Dongguan, simultaneously the manufacturing hub and inadvertent sex capital of China; it is home to 1.7 million female factory workers, 300,000 of which comprised of former factory girls turned sex workers. Since the government crackdown on prostitution in 2014, an increasingly growing number of women seek to flee Dongguan - and the stigma associated with it. It is here that 22-year-old country girl, Jolin, has worked for the past five years, and where her story begins. A former factory girl, 22-year-old Jolin is the only child of her family, who has found work as a stripper in Dongguan. She undergoes risky plastic surgery to look more 'sexy' and tries to find her estranged father for reasons that go beyond healing her fractured family. She hopes to leave Dongguan behind and become a famous actress in Shanghai. Jolin's story depicts a young girl's “Chinese Dream” and the sadness of China's loneliest generation.

Details

                    

 

Details:

In order to be famous, during a beauty contest in Dongguan, a former factory girl, 22-year-old Jolin strips and shows off her H-cup breasts. Overnight she becomes famous and wins a busy career of soft-core pornography. In order to pay the debts from plastic surgeries and to gather enough money to attend the Central Drama Academy, she attempts to repair her relationship with her father, meeting him on a TV show. Her father, a gambler living in nearby Hainan, abandoned her and her mother when Jolin was a young girl. When Jolin finally confesses her true occupation to her mother during their Chinese New Year celebration, their bad relationship gets even worse. For the lonely Jolin, her fractured family poses a huge emotional obstacle In a sad revelatory moment, she says that she is the Little Mermaid. Like Ariel, she will do anything to transform herself for her impossible dream.
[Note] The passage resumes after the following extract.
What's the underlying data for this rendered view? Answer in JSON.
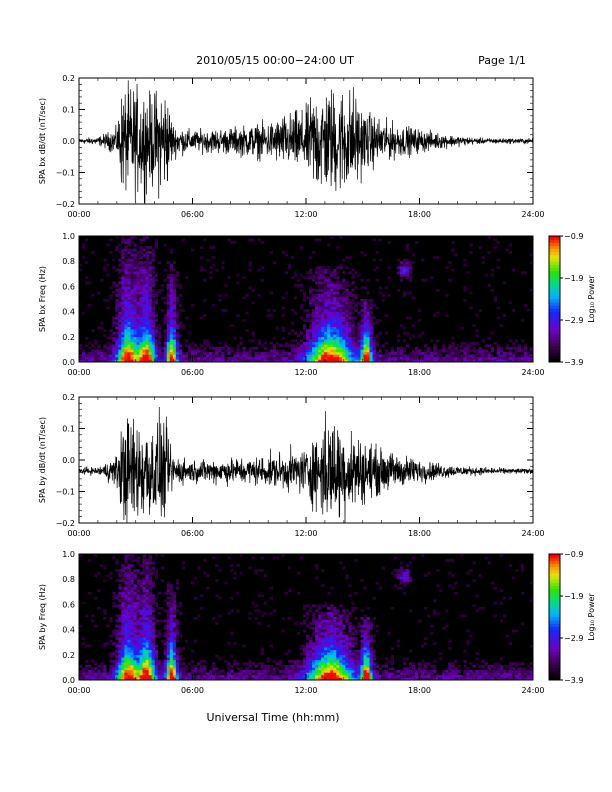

But she thinks that for a sex worker, true love will be something impossible to find. 

 

In order to gain access to the factory and build trust with the workers, we worked on the assembly lines of two factories for a month. Along with the other factory girls, we labored standing for 12 hours a day— all for the meager wage of 2 US Dollars per hour.

 

Our film was inspired by two books: Leslie T. Chang’s New York Times Bestseller, Factory Girls: From Village to City in a Changing China, and Ding Yan’s book, Factory Girl. The books' two different perspectives provided us with a distinctive way to understand Dongguan’s issues.